JAKARTA — Politikus Nasdem Ahmad Sahroni dipastikan bakal kembali aktif sebagai anggota DPR RI dan efektif menjadi pimpinan Komisi III mulai Selasa, 10 Maret 2026.
Ketua Mahkamah Kehormatan Dewan (MKD) DPR RI Nazaruddin Dek Gam menjelaskan, Sahroni kembali aktif sebagai anggota DPR karena sanksi pelanggaran etiknya berakhir 5 Maret 2026.
“Penetapan Ahmad Sahroni sebagai pimpinan Komisi III DPR pada 19 Februari 2026 atas pengusulan dari Partai NasDem berlaku efektif per 10 Maret 2026, karena DPR RI memasuki masa reses dari tanggal 19 Februari sampai dengan 10 Maret 2026,” ujar Dek Gam, Minggu, 22 Februari 2026.
“Jika mengikuti putusan MKD, maka sanksi Ahmad Sahroni akan berakhir pada 5 Maret 2026,” sambungnya.
Pernyataan ketua MKD tersebut berarti mengakhiri polemik waktu pengaktifan Ahmad Sahroni sebagai anggota DPR sekaligus Wakil Ketua Komisi III. Sebab, sejumlah pihak menuding penetapan tersebut tidak sah karena Sahroni dianggap masih harus menjalani sanksi non aktif.
Ternyata, pelantikannya dilakukan pada 19 Februari 2026 karena di tengah reses DPR. Meski sudah dilantik, Sahroni baru aktif menjadi pimpinan pada Selasa, 10 Maret 2026 mendatang.

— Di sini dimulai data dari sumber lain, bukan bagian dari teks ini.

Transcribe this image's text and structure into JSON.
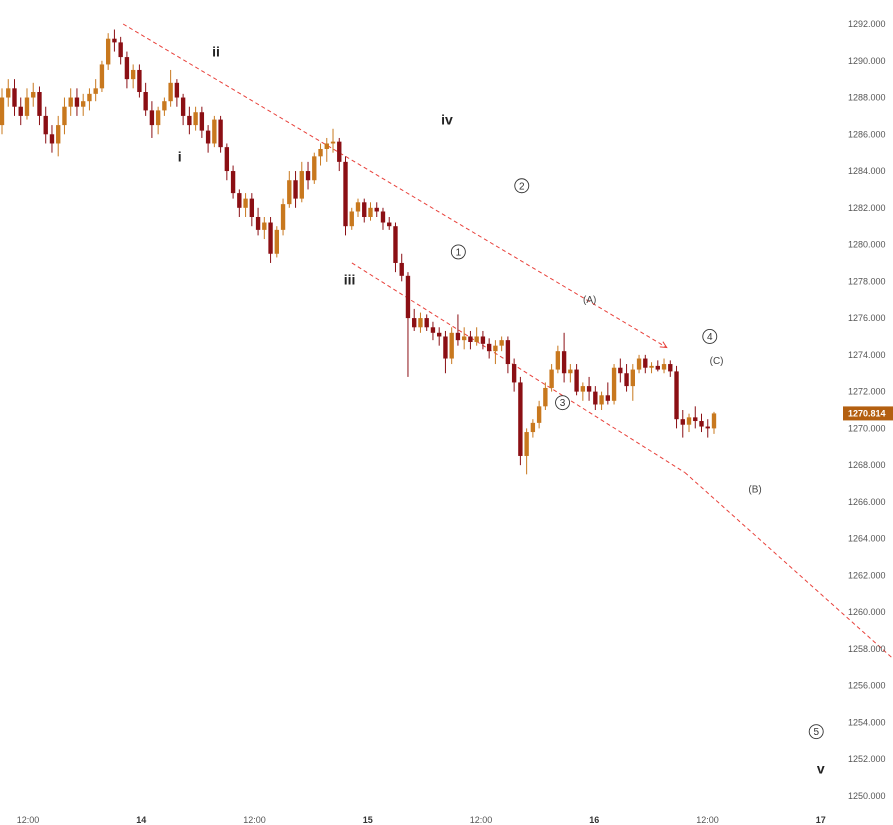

Nazaruddin Dek Gam memastikan proses penetapan Ahmad Sahroni sebagai pimpinan Komisi III DPR telah sesuai keputusan yang berlaku. Setelah disanksi non aktif selama enam bulan, kata Nazaruddin, sebenarnya Sahroni kembali aktif sebagai anggota DPR pada 5 Maret 2026. Namun, DPR RI memasuki masa reses pada 19 Februari hingga 10 Maret 2026.
"Penetapan Sahroni sebagai pimpinan Komisi III DPR pada 19 Februari tersebut atas pengusulan dari Partai Nasdem berlaku efektif 10 Maret 2026. Ya karena ada reses tersebut," ujarnya.
Karena itu Nazaruddin memastikan bahwa pengusulan dan penetapan Ahmad Sahroni sebagai Pimpinan Komisi III DPR RI telah sesuai keputusan yang berlaku. "Saya pastikan proses pelantikan tersebut sesuai dengan mekanisme yang diatur dalam Undang-Undang MD3, sekaligus peraturan dan tata tertib DPR," jelasnya dalam keterangan resminya Minggu (22/2).
Dengan penjelasan dari Ketua MKD, maka dapat dipastikan bahwa pelantikan Ahmad Sahroni telah sesuai masa pemberian sanksi. Karena pelantikan efektif 10 Maret, lima hari melebihi ketentuan dimana Ahmad Sahroni harusnya aktif 5 Maret 2026. (Sal/red)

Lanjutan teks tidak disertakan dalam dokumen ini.